Ivo Waisberg, no mesmo sentido, aponta que “é necessário que o empresário rural se inscreva no Registro Empresarial para que possa requerer a recuperação judicial – mas não há em local algum da lei exigência de que este registro tenha ocorrido há pelo menos dois anos [6]”. Waisberg complementa que, no caso do empresário não rural, cujo registro é tido como elemento de regularidade, a prova do exercício regular se dá pelo registro, ou seja, para os empresários cujo registro é obrigatório, a atividade sem registro seria irregular. Já para os empresários cujo registro é facultativo, a exemplo do empresário rural, a inscrição na Junta Comercial não seria elemento de prova da regularidade.

Ainda defendendo esta última tese, Fábio Ulhoa Coelho afirma que “[o] produtor rural pessoa física tem direito à recuperação judicial, mesmo que tenha providenciado o seu registro na Junta Comercial exclusivamente para preencher o requisito relacionado à empresarialidade da atividade econômica em crise [7]”.

Na jurisprudência, Tribunais como o TJ/BA [8] e o TJ/MT [9] já se manifestaram pela necessidade de inscrição do empresário rural no Registro Público de Empresas Mercantis há mais de 02 (dois) anos para o deferimento da recuperação judicial. O TJ/SP [10], por sua vez, possui sólido entendimento pela desnecessidade de inscrição do empresário rural por todo esse período, bastando a comprovação do registro na ocasião do pedido de recuperação judicial e a demonstração de exercício de atividade rural há mais de 02 (dois) anos.

O STJ, até o presente momento, não possui entendimento consolidado sobre a matéria, salvo decisões monocráticas isoladas [11]. Não obstante, a tendência é que as turmas da Segunda Seção do STJ se pronunciem sobre o tema em breve, haja vista a existência de diversos recursos sob a análise da Corte. Destaque-se, ainda, que já houve tentativa de afetação da matéria para o julgamento sob o rito de recursos repetitivos, a qual restou frustrada em virtude de a maioria dos Ministros ter entendido, no caso, que a questão ainda necessitaria ser objeto de discussões mais aprofundadas na instância superior antes de se chegar a um entendimento vinculante [12].

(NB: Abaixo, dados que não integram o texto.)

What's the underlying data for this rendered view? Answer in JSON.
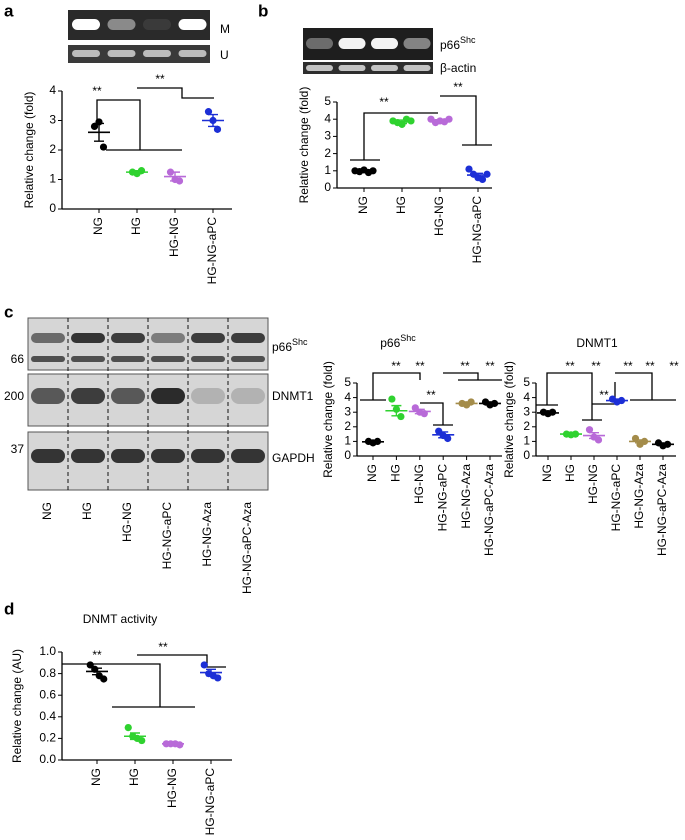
{
  "panel_labels": [
    "a",
    "b",
    "c",
    "d"
  ],
  "blots": {
    "a": {
      "rows": [
        "M",
        "U"
      ]
    },
    "b": {
      "target": "p66",
      "target_sup": "Shc",
      "control": "β-actin"
    },
    "c": {
      "target": "p66",
      "target_sup": "Shc",
      "dnmt1": "DNMT1",
      "gapdh": "GAPDH",
      "markers": [
        "66",
        "200",
        "37"
      ],
      "lanes": [
        "NG",
        "HG",
        "HG-NG",
        "HG-NG-aPC",
        "HG-NG-Aza",
        "HG-NG-aPC-Aza"
      ]
    }
  },
  "chart_data": [
    {
      "type": "dot",
      "y_label": "Relative change (fold)",
      "categories": [
        "NG",
        "HG",
        "HG-NG",
        "HG-NG-aPC"
      ],
      "colors": [
        "#000000",
        "#2fd22f",
        "#b86ad8",
        "#1c2fd6"
      ],
      "values": [
        [
          2.8,
          2.95,
          2.1
        ],
        [
          1.25,
          1.2,
          1.3
        ],
        [
          1.25,
          1.0,
          0.95
        ],
        [
          3.3,
          3.0,
          2.7
        ]
      ],
      "means": [
        2.6,
        1.25,
        1.1,
        3.0
      ],
      "errors": [
        0.3,
        0.05,
        0.15,
        0.2
      ],
      "ylim": [
        0,
        4
      ],
      "yticks": [
        0,
        1,
        2,
        3,
        4
      ],
      "annotations": [
        "**",
        "**"
      ]
    },
    {
      "type": "dot",
      "y_label": "Relative change (fold)",
      "categories": [
        "NG",
        "HG",
        "HG-NG",
        "HG-NG-aPC"
      ],
      "colors": [
        "#000000",
        "#2fd22f",
        "#b86ad8",
        "#1c2fd6"
      ],
      "values": [
        [
          1.0,
          0.95,
          1.05,
          0.9,
          1.0
        ],
        [
          3.9,
          3.8,
          3.7,
          4.0,
          3.9
        ],
        [
          4.0,
          3.8,
          3.9,
          3.85,
          4.0
        ],
        [
          1.1,
          0.8,
          0.6,
          0.5,
          0.8
        ]
      ],
      "means": [
        1.0,
        3.85,
        3.9,
        0.75
      ],
      "errors": [
        0.05,
        0.1,
        0.07,
        0.1
      ],
      "ylim": [
        0,
        5
      ],
      "yticks": [
        0,
        1,
        2,
        3,
        4,
        5
      ],
      "annotations": [
        "**",
        "**"
      ],
      "annotation_colors": [
        "#22b24c",
        "#000000"
      ]
    },
    {
      "type": "dot",
      "title": "p66",
      "title_sup": "Shc",
      "y_label": "Relative change (fold)",
      "categories": [
        "NG",
        "HG",
        "HG-NG",
        "HG-NG-aPC",
        "HG-NG-Aza",
        "HG-NG-aPC-Aza"
      ],
      "colors": [
        "#000000",
        "#2fd22f",
        "#b86ad8",
        "#1c2fd6",
        "#a48c4a",
        "#000000"
      ],
      "values": [
        [
          1.0,
          0.9,
          1.0
        ],
        [
          3.9,
          3.2,
          2.7
        ],
        [
          3.3,
          3.0,
          2.9
        ],
        [
          1.7,
          1.4,
          1.2
        ],
        [
          3.6,
          3.5,
          3.7
        ],
        [
          3.7,
          3.5,
          3.6
        ]
      ],
      "means": [
        0.97,
        3.1,
        3.05,
        1.45,
        3.6,
        3.6
      ],
      "errors": [
        0.05,
        0.35,
        0.15,
        0.2,
        0.1,
        0.1
      ],
      "ylim": [
        0,
        5
      ],
      "yticks": [
        0,
        1,
        2,
        3,
        4,
        5
      ],
      "annotations": [
        "**",
        "**",
        "**",
        "**",
        "**"
      ]
    },
    {
      "type": "dot",
      "title": "DNMT1",
      "y_label": "Relative change (fold)",
      "categories": [
        "NG",
        "HG",
        "HG-NG",
        "HG-NG-aPC",
        "HG-NG-Aza",
        "HG-NG-aPC-Aza"
      ],
      "colors": [
        "#000000",
        "#2fd22f",
        "#b86ad8",
        "#1c2fd6",
        "#a48c4a",
        "#000000"
      ],
      "values": [
        [
          3.0,
          2.9,
          3.0
        ],
        [
          1.5,
          1.45,
          1.5
        ],
        [
          1.8,
          1.3,
          1.1
        ],
        [
          3.9,
          3.7,
          3.8
        ],
        [
          1.2,
          0.8,
          1.0
        ],
        [
          0.9,
          0.7,
          0.8
        ]
      ],
      "means": [
        2.95,
        1.5,
        1.4,
        3.8,
        1.0,
        0.8
      ],
      "errors": [
        0.05,
        0.03,
        0.2,
        0.1,
        0.1,
        0.05
      ],
      "ylim": [
        0,
        5
      ],
      "yticks": [
        0,
        1,
        2,
        3,
        4,
        5
      ],
      "annotations": [
        "**",
        "**",
        "**",
        "**",
        "**",
        "**"
      ]
    },
    {
      "type": "dot",
      "title": "DNMT activity",
      "y_label": "Relative change (AU)",
      "categories": [
        "NG",
        "HG",
        "HG-NG",
        "HG-NG-aPC"
      ],
      "colors": [
        "#000000",
        "#2fd22f",
        "#b86ad8",
        "#1c2fd6"
      ],
      "values": [
        [
          0.88,
          0.84,
          0.78,
          0.75
        ],
        [
          0.3,
          0.22,
          0.2,
          0.18
        ],
        [
          0.15,
          0.15,
          0.15,
          0.14
        ],
        [
          0.88,
          0.8,
          0.78,
          0.76
        ]
      ],
      "means": [
        0.82,
        0.22,
        0.15,
        0.81
      ],
      "errors": [
        0.03,
        0.03,
        0.005,
        0.03
      ],
      "ylim": [
        0,
        1
      ],
      "yticks": [
        {
          "value": 0,
          "label": "0.0"
        },
        0.2,
        0.4,
        0.6,
        0.8,
        {
          "value": 1,
          "label": "1.0"
        }
      ],
      "annotations": [
        "**",
        "**"
      ]
    }
  ]
}
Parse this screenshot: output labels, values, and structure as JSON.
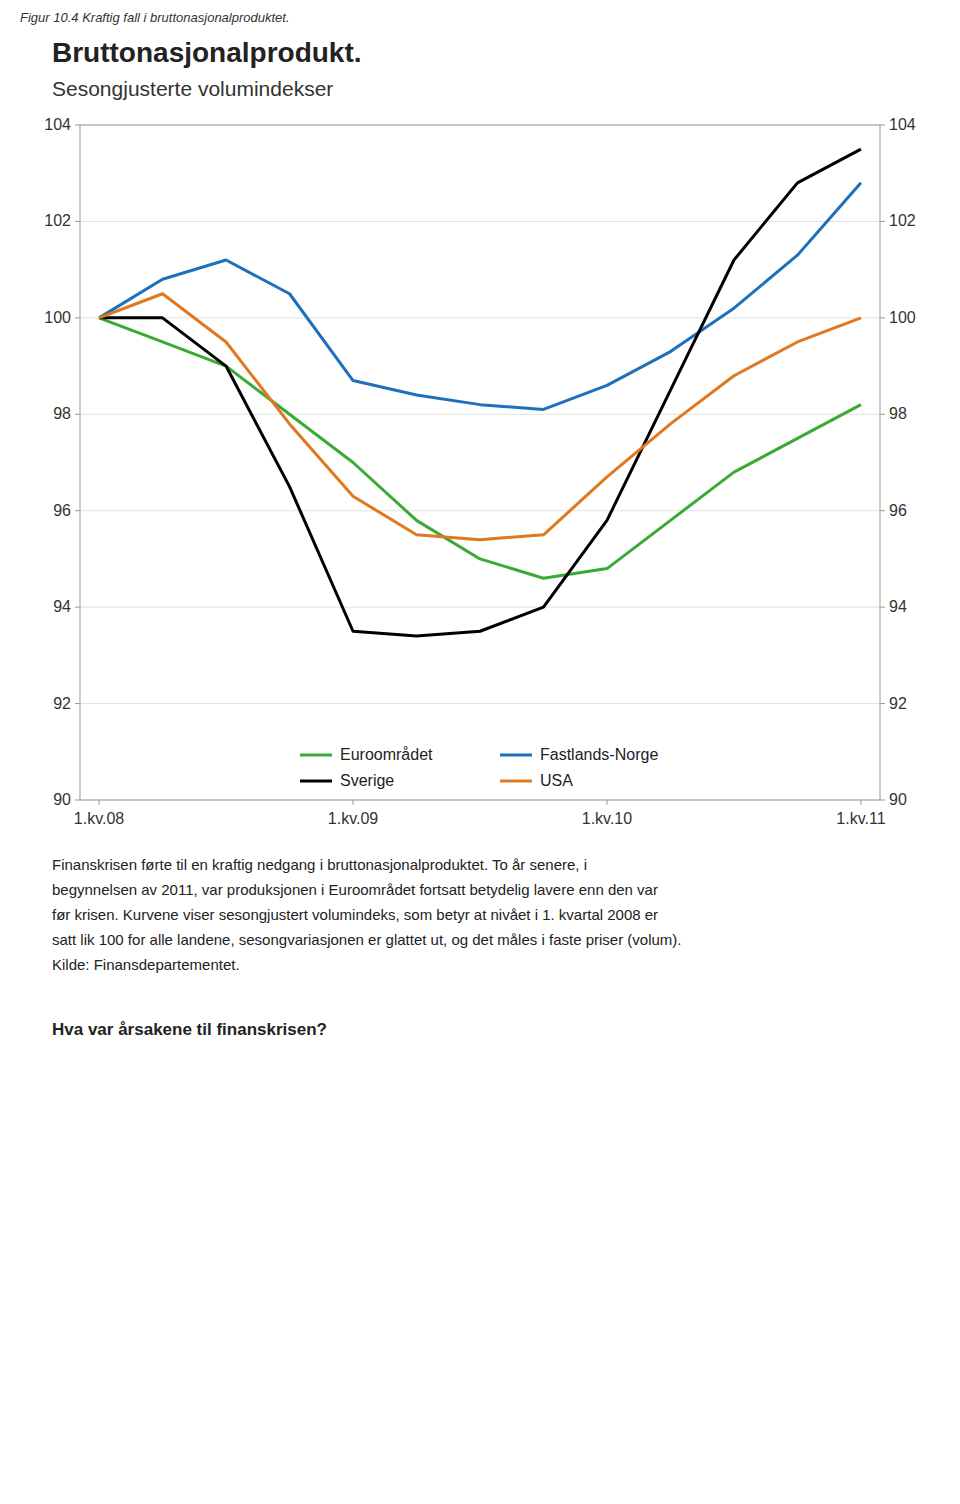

Ernani Pinheiro Soares – Coordenador da Sociedade Acadêmica Fran Martins.

Vitor de San Juan Faria – Estagiário em Mattos Filho Advogados.

[1] Segundo o portal de notícias da Globo, G1, o Agronegócio representou 23,5% do PIB nacional no ano de 2017. Disponível em: <https://g1.globo.com/economia/agronegocios/noticia/participacao-do-agronegocio-no-pib-e-a-maior-em-13-anos-estima-cna.ghtml>. Acesso em: 23 jan. 2019.

[2] Dados retirados do relatório de Estatísticas e Dados Básicos de Economia Agrícola divulgado pela Ministério da Agricultura, Pecuária e Abastecimento em novembro de 2018. Disponível em <http://www.agricultura.gov.br/assuntos/politica-agricola/todas-publicacoes-de-politica-agricola/estatisticas-e-dados-basicos-de-economia-agricola/copy_of_PASTADENOVEMBRO2018.pdf>. Acesso em: 23 jan. 2019.

[3] STAJN, Raquel. Comentários ao art. 48. In: SOUSA JR., Francisco Satiro de; PITOMBO, Antônio S. A. de M. (Coord.). Comentários à Lei de Recuperações e Falência. 2ª ed. São Paulo: RT, 2007, p. 225.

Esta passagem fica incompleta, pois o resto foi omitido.